Image via caméra cachée du broyeur industriel de Nike à Herenthout, en province d'Anvers. © Christian Salewski et Johannes Edelhoff, ARD

Le greenwashing de Nike transite par la Belgique

Sous couvert du projet écologique « Nike Grind », le géant du sport passe des dizaines de milliers de baskets neuves au pilon à Herenthout, en province d’Anvers. C’est ce que révèlent les investigations menées par Le Vif, Knack et la chaîne allemande ARD.

Sa campagne « Move to zero » ne laisse planer aucun doute: Nike vise le zéro déchet et la neutralité carbone. Et cette préoccupation doit bien entendu être connue du consommateur. Dans plusieurs de ses magasins européens et américains, les clients peuvent donc rapporter leurs vieilles baskets pour qu’elles soient recyclées. Au même titre que certaines chutes de fabrication, elles serviront notamment à fabriquer des sols pour les aires de jeux et complexes sportifs. Une initiative baptisée « Nike Grind ».

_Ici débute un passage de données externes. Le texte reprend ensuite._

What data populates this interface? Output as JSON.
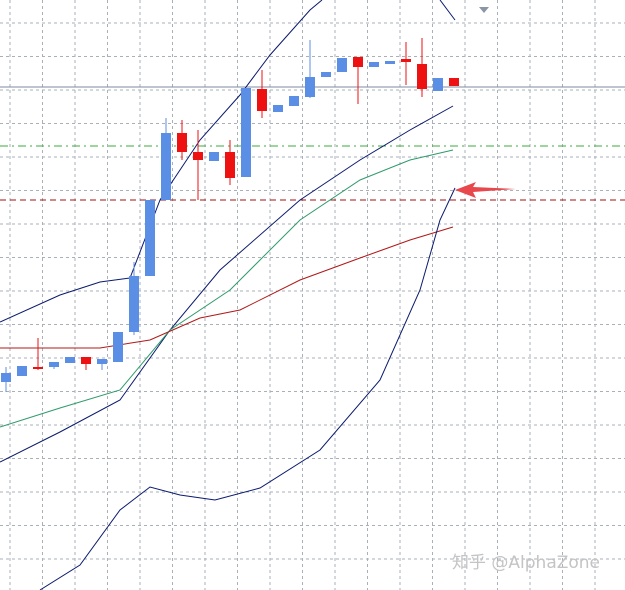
{
  "watermark": "知乎 @AlphaZone"
}
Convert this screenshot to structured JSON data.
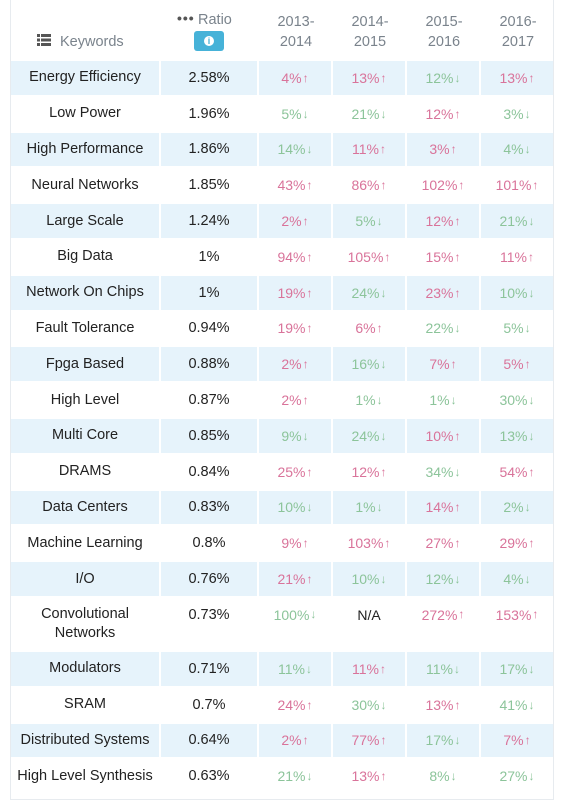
{
  "header": {
    "keywords_label": "Keywords",
    "ratio_label": "Ratio",
    "ratio_dots": "•••",
    "info_glyph": "i",
    "years": [
      "2013-\n2014",
      "2014-\n2015",
      "2015-\n2016",
      "2016-\n2017"
    ]
  },
  "colors": {
    "up": "#d9739a",
    "down": "#8cc49a",
    "shade": "#e6f3fb",
    "info": "#46b2d8"
  },
  "rows": [
    {
      "keyword": "Energy Efficiency",
      "ratio": "2.58%",
      "changes": [
        {
          "v": "4%",
          "d": "up"
        },
        {
          "v": "13%",
          "d": "up"
        },
        {
          "v": "12%",
          "d": "down"
        },
        {
          "v": "13%",
          "d": "up"
        }
      ]
    },
    {
      "keyword": "Low Power",
      "ratio": "1.96%",
      "changes": [
        {
          "v": "5%",
          "d": "down"
        },
        {
          "v": "21%",
          "d": "down"
        },
        {
          "v": "12%",
          "d": "up"
        },
        {
          "v": "3%",
          "d": "down"
        }
      ]
    },
    {
      "keyword": "High Performance",
      "ratio": "1.86%",
      "changes": [
        {
          "v": "14%",
          "d": "down"
        },
        {
          "v": "11%",
          "d": "up"
        },
        {
          "v": "3%",
          "d": "up"
        },
        {
          "v": "4%",
          "d": "down"
        }
      ]
    },
    {
      "keyword": "Neural Networks",
      "ratio": "1.85%",
      "changes": [
        {
          "v": "43%",
          "d": "up"
        },
        {
          "v": "86%",
          "d": "up"
        },
        {
          "v": "102%",
          "d": "up"
        },
        {
          "v": "101%",
          "d": "up"
        }
      ]
    },
    {
      "keyword": "Large Scale",
      "ratio": "1.24%",
      "changes": [
        {
          "v": "2%",
          "d": "up"
        },
        {
          "v": "5%",
          "d": "down"
        },
        {
          "v": "12%",
          "d": "up"
        },
        {
          "v": "21%",
          "d": "down"
        }
      ]
    },
    {
      "keyword": "Big Data",
      "ratio": "1%",
      "changes": [
        {
          "v": "94%",
          "d": "up"
        },
        {
          "v": "105%",
          "d": "up"
        },
        {
          "v": "15%",
          "d": "up"
        },
        {
          "v": "11%",
          "d": "up"
        }
      ]
    },
    {
      "keyword": "Network On Chips",
      "ratio": "1%",
      "changes": [
        {
          "v": "19%",
          "d": "up"
        },
        {
          "v": "24%",
          "d": "down"
        },
        {
          "v": "23%",
          "d": "up"
        },
        {
          "v": "10%",
          "d": "down"
        }
      ]
    },
    {
      "keyword": "Fault Tolerance",
      "ratio": "0.94%",
      "changes": [
        {
          "v": "19%",
          "d": "up"
        },
        {
          "v": "6%",
          "d": "up"
        },
        {
          "v": "22%",
          "d": "down"
        },
        {
          "v": "5%",
          "d": "down"
        }
      ]
    },
    {
      "keyword": "Fpga Based",
      "ratio": "0.88%",
      "changes": [
        {
          "v": "2%",
          "d": "up"
        },
        {
          "v": "16%",
          "d": "down"
        },
        {
          "v": "7%",
          "d": "up"
        },
        {
          "v": "5%",
          "d": "up"
        }
      ]
    },
    {
      "keyword": "High Level",
      "ratio": "0.87%",
      "changes": [
        {
          "v": "2%",
          "d": "up"
        },
        {
          "v": "1%",
          "d": "down"
        },
        {
          "v": "1%",
          "d": "down"
        },
        {
          "v": "30%",
          "d": "down"
        }
      ]
    },
    {
      "keyword": "Multi Core",
      "ratio": "0.85%",
      "changes": [
        {
          "v": "9%",
          "d": "down"
        },
        {
          "v": "24%",
          "d": "down"
        },
        {
          "v": "10%",
          "d": "up"
        },
        {
          "v": "13%",
          "d": "down"
        }
      ]
    },
    {
      "keyword": "DRAMS",
      "ratio": "0.84%",
      "changes": [
        {
          "v": "25%",
          "d": "up"
        },
        {
          "v": "12%",
          "d": "up"
        },
        {
          "v": "34%",
          "d": "down"
        },
        {
          "v": "54%",
          "d": "up"
        }
      ]
    },
    {
      "keyword": "Data Centers",
      "ratio": "0.83%",
      "changes": [
        {
          "v": "10%",
          "d": "down"
        },
        {
          "v": "1%",
          "d": "down"
        },
        {
          "v": "14%",
          "d": "up"
        },
        {
          "v": "2%",
          "d": "down"
        }
      ]
    },
    {
      "keyword": "Machine Learning",
      "ratio": "0.8%",
      "changes": [
        {
          "v": "9%",
          "d": "up"
        },
        {
          "v": "103%",
          "d": "up"
        },
        {
          "v": "27%",
          "d": "up"
        },
        {
          "v": "29%",
          "d": "up"
        }
      ]
    },
    {
      "keyword": "I/O",
      "ratio": "0.76%",
      "changes": [
        {
          "v": "21%",
          "d": "up"
        },
        {
          "v": "10%",
          "d": "down"
        },
        {
          "v": "12%",
          "d": "down"
        },
        {
          "v": "4%",
          "d": "down"
        }
      ]
    },
    {
      "keyword": "Convolutional Networks",
      "ratio": "0.73%",
      "tall": true,
      "changes": [
        {
          "v": "100%",
          "d": "down"
        },
        {
          "v": "N/A",
          "d": "na"
        },
        {
          "v": "272%",
          "d": "up"
        },
        {
          "v": "153%",
          "d": "up"
        }
      ]
    },
    {
      "keyword": "Modulators",
      "ratio": "0.71%",
      "changes": [
        {
          "v": "11%",
          "d": "down"
        },
        {
          "v": "11%",
          "d": "up"
        },
        {
          "v": "11%",
          "d": "down"
        },
        {
          "v": "17%",
          "d": "down"
        }
      ]
    },
    {
      "keyword": "SRAM",
      "ratio": "0.7%",
      "changes": [
        {
          "v": "24%",
          "d": "up"
        },
        {
          "v": "30%",
          "d": "down"
        },
        {
          "v": "13%",
          "d": "up"
        },
        {
          "v": "41%",
          "d": "down"
        }
      ]
    },
    {
      "keyword": "Distributed Systems",
      "ratio": "0.64%",
      "changes": [
        {
          "v": "2%",
          "d": "up"
        },
        {
          "v": "77%",
          "d": "up"
        },
        {
          "v": "17%",
          "d": "down"
        },
        {
          "v": "7%",
          "d": "up"
        }
      ]
    },
    {
      "keyword": "High Level Synthesis",
      "ratio": "0.63%",
      "changes": [
        {
          "v": "21%",
          "d": "down"
        },
        {
          "v": "13%",
          "d": "up"
        },
        {
          "v": "8%",
          "d": "down"
        },
        {
          "v": "27%",
          "d": "down"
        }
      ]
    }
  ]
}
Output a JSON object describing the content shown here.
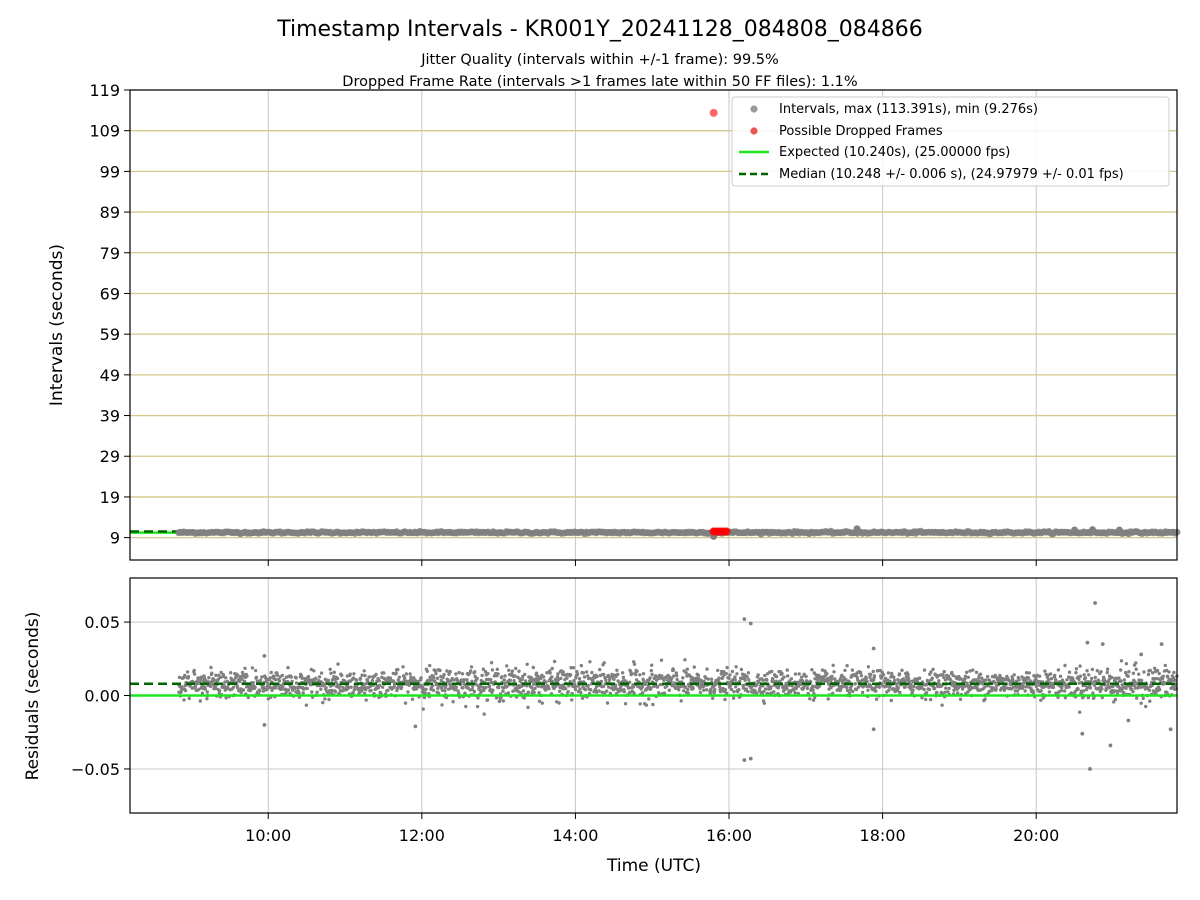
{
  "chart_data": [
    {
      "type": "scatter",
      "panel": "intervals",
      "title": "Timestamp Intervals - KR001Y_20241128_084808_084866",
      "subtitle_lines": [
        "Jitter Quality (intervals within +/-1 frame): 99.5%",
        "Dropped Frame Rate (intervals >1 frames late within 50 FF files): 1.1%"
      ],
      "xlabel": "",
      "ylabel": "Intervals (seconds)",
      "xlim": [
        "08:12",
        "21:50"
      ],
      "ylim": [
        3.5,
        119
      ],
      "yticks": [
        "9",
        "19",
        "29",
        "39",
        "49",
        "59",
        "69",
        "79",
        "89",
        "99",
        "109",
        "119"
      ],
      "horizontal_gridline_color": "#d4c88a",
      "grid": true,
      "legend_position": "top-right",
      "legend": [
        {
          "label": "Intervals, max (113.391s), min (9.276s)",
          "kind": "marker",
          "color": "#999999"
        },
        {
          "label": "Possible Dropped Frames",
          "kind": "marker",
          "color": "#ef5353"
        },
        {
          "label": "Expected (10.240s), (25.00000 fps)",
          "kind": "line",
          "color": "#1ee51e"
        },
        {
          "label": "Median (10.248 +/- 0.006 s), (24.97979 +/- 0.01 fps)",
          "kind": "dashed",
          "color": "#006400"
        }
      ],
      "series": [
        {
          "name": "Intervals, max (113.391s), min (9.276s)",
          "x_range": [
            "08:50",
            "21:50"
          ],
          "y_typical": 10.25,
          "y_min": 9.276,
          "y_max": 113.391,
          "color": "#808080"
        },
        {
          "name": "Possible Dropped Frames",
          "points": [
            {
              "x": "15:48",
              "y": 113.391
            },
            {
              "x": "15:48",
              "y": 10.5
            },
            {
              "x": "15:50",
              "y": 10.5
            },
            {
              "x": "15:52",
              "y": 10.5
            },
            {
              "x": "15:54",
              "y": 10.5
            },
            {
              "x": "15:56",
              "y": 10.5
            },
            {
              "x": "15:58",
              "y": 10.5
            }
          ],
          "color": "#ff0000"
        },
        {
          "name": "Expected (10.240s), (25.00000 fps)",
          "y": 10.24,
          "color": "#1ee51e"
        },
        {
          "name": "Median (10.248 +/- 0.006 s), (24.97979 +/- 0.01 fps)",
          "y": 10.248,
          "color": "#006400"
        }
      ]
    },
    {
      "type": "scatter",
      "panel": "residuals",
      "xlabel": "Time (UTC)",
      "ylabel": "Residuals (seconds)",
      "xlim": [
        "08:12",
        "21:50"
      ],
      "xticks": [
        "10:00",
        "12:00",
        "14:00",
        "16:00",
        "18:00",
        "20:00"
      ],
      "ylim": [
        -0.08,
        0.08
      ],
      "yticks": [
        "−0.05",
        "0.00",
        "0.05"
      ],
      "grid": true,
      "series": [
        {
          "name": "residuals",
          "x_range": [
            "08:50",
            "21:50"
          ],
          "y_center": 0.008,
          "y_spread": 0.008,
          "color": "#808080",
          "outliers": [
            {
              "x": "09:57",
              "y": -0.02
            },
            {
              "x": "09:57",
              "y": 0.027
            },
            {
              "x": "11:55",
              "y": -0.021
            },
            {
              "x": "16:12",
              "y": -0.044
            },
            {
              "x": "16:17",
              "y": -0.043
            },
            {
              "x": "16:12",
              "y": 0.052
            },
            {
              "x": "16:17",
              "y": 0.049
            },
            {
              "x": "17:53",
              "y": -0.023
            },
            {
              "x": "17:53",
              "y": 0.032
            },
            {
              "x": "20:36",
              "y": -0.026
            },
            {
              "x": "20:40",
              "y": 0.036
            },
            {
              "x": "20:42",
              "y": -0.05
            },
            {
              "x": "20:46",
              "y": 0.063
            },
            {
              "x": "20:52",
              "y": 0.035
            },
            {
              "x": "20:58",
              "y": -0.034
            },
            {
              "x": "21:12",
              "y": -0.017
            },
            {
              "x": "21:22",
              "y": 0.028
            },
            {
              "x": "21:38",
              "y": 0.035
            },
            {
              "x": "21:45",
              "y": -0.023
            }
          ]
        },
        {
          "name": "expected",
          "y": 0.0,
          "color": "#1ee51e"
        },
        {
          "name": "median",
          "y": 0.008,
          "color": "#006400"
        }
      ]
    }
  ]
}
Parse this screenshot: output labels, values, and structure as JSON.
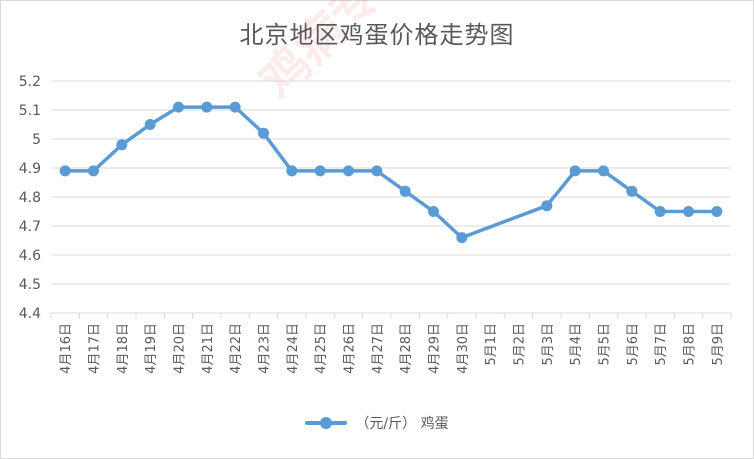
{
  "chart_data": {
    "type": "line",
    "title": "北京地区鸡蛋价格走势图",
    "categories": [
      "4月16日",
      "4月17日",
      "4月18日",
      "4月19日",
      "4月20日",
      "4月21日",
      "4月22日",
      "4月23日",
      "4月24日",
      "4月25日",
      "4月26日",
      "4月27日",
      "4月28日",
      "4月29日",
      "4月30日",
      "5月1日",
      "5月2日",
      "5月3日",
      "5月4日",
      "5月5日",
      "5月6日",
      "5月7日",
      "5月8日",
      "5月9日"
    ],
    "series": [
      {
        "name": "（元/斤） 鸡蛋",
        "values": [
          4.89,
          4.89,
          4.98,
          5.05,
          5.11,
          5.11,
          5.11,
          5.02,
          4.89,
          4.89,
          4.89,
          4.89,
          4.82,
          4.75,
          4.66,
          null,
          null,
          4.77,
          4.89,
          4.89,
          4.82,
          4.75,
          4.75,
          4.75
        ]
      }
    ],
    "ylim": [
      4.4,
      5.2
    ],
    "yticks": [
      "4.4",
      "4.5",
      "4.6",
      "4.7",
      "4.8",
      "4.9",
      "5",
      "5.1",
      "5.2"
    ],
    "grid": true,
    "legend_position": "bottom",
    "line_color": "#5b9bd5",
    "watermark": "鸡病专业网"
  }
}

Seulement, Nike n’entend pas dévoiler au réseau de chaînes télé régionales allemandes ARD où les chaussures usagées sont traitées. Les journalistes Johannes Edelhoff et Christian Salewski placent donc un traceur GPS dans une vieille basket, qu’ils déposent dans une des enseignes de la marque. Le signal mène jusqu’en province d’Anvers, à Herenthout. Une fois sur place, à l’intercommunale de broyage industriel IOK, les journalistes n’en croient pas leurs yeux: l’endroit est rempli de palettes de chaussures neuves. Johannes Edelhoff, qui s’est fait passer pour le gérant d’un club de tennis en quête d’un sol en matériau recyclé, est autorisé à parcourir les lieux et à filmer. Il inspecte plusieurs paires prêtes à passer au pilon: « Elles avaient l’air nouvelles et ne présentaient pas la moindre griffe. »

Deux autres sources nous confirmeront que le broyeur traite principalement des chaussures neuves – parmi lesquelles certaines retournées par les clients – et ce en grand nombre. « Chaque sac contenait plus de 1 400 chaussures. Et il y avait là, au bas mot, une dizaine de sacs », selon les enquêteurs d’ ARD. Le Vif et Knack tentent alors, à maintes reprises, d’obtenir des informations sur la politique durable de Nike, pour le compte de leurs collègues allemands. En vain.

Quand nous arrivons finalement à joindre le directeur du département concerné, Noel Kinder, l’Américain semble tomber des nues: « Je ne suis pas au courant de ces détails, mais ce n’est certainement pas une pratique récurrente. C’est précisément ce que nous ne voulons pas faire. » Dans une réaction tardive au Vif et à Knack, le géant du sport contredit le résultat de nos investigations: « Les produits non portés ou irréprochables sont remis en vente » et cela serait le cas « de la plus grande majorité des chaussures retournées ». Mais pourquoi détruire des sneakers neuves? D’après Viola Wohlgemuth, experte auprès de Greenpeace Allemagne, l’explication est simple: Nike lance chaque semaine de nouveaux modèles et a besoin de leur faire de la place. « Les anciens doivent partir le plus vite possible. En fait, l’espace dans les rayons a plus de valeur que le produit même. »

La culture du gaspillage dans l’industrie du textile prend des proportions toujours plus folles. Depuis l’an 2000, le chiffre d’affaires du secteur a doublé, pour atteindre septante milliards de dollars. Et le secteur génère pas moins de 10% des émissions de CO2 de la planète. La gabegie y est devenue la norme: à l’échelle mondiale, jusqu’à 30% de vêtements sont jetés avant d’avoir été portés.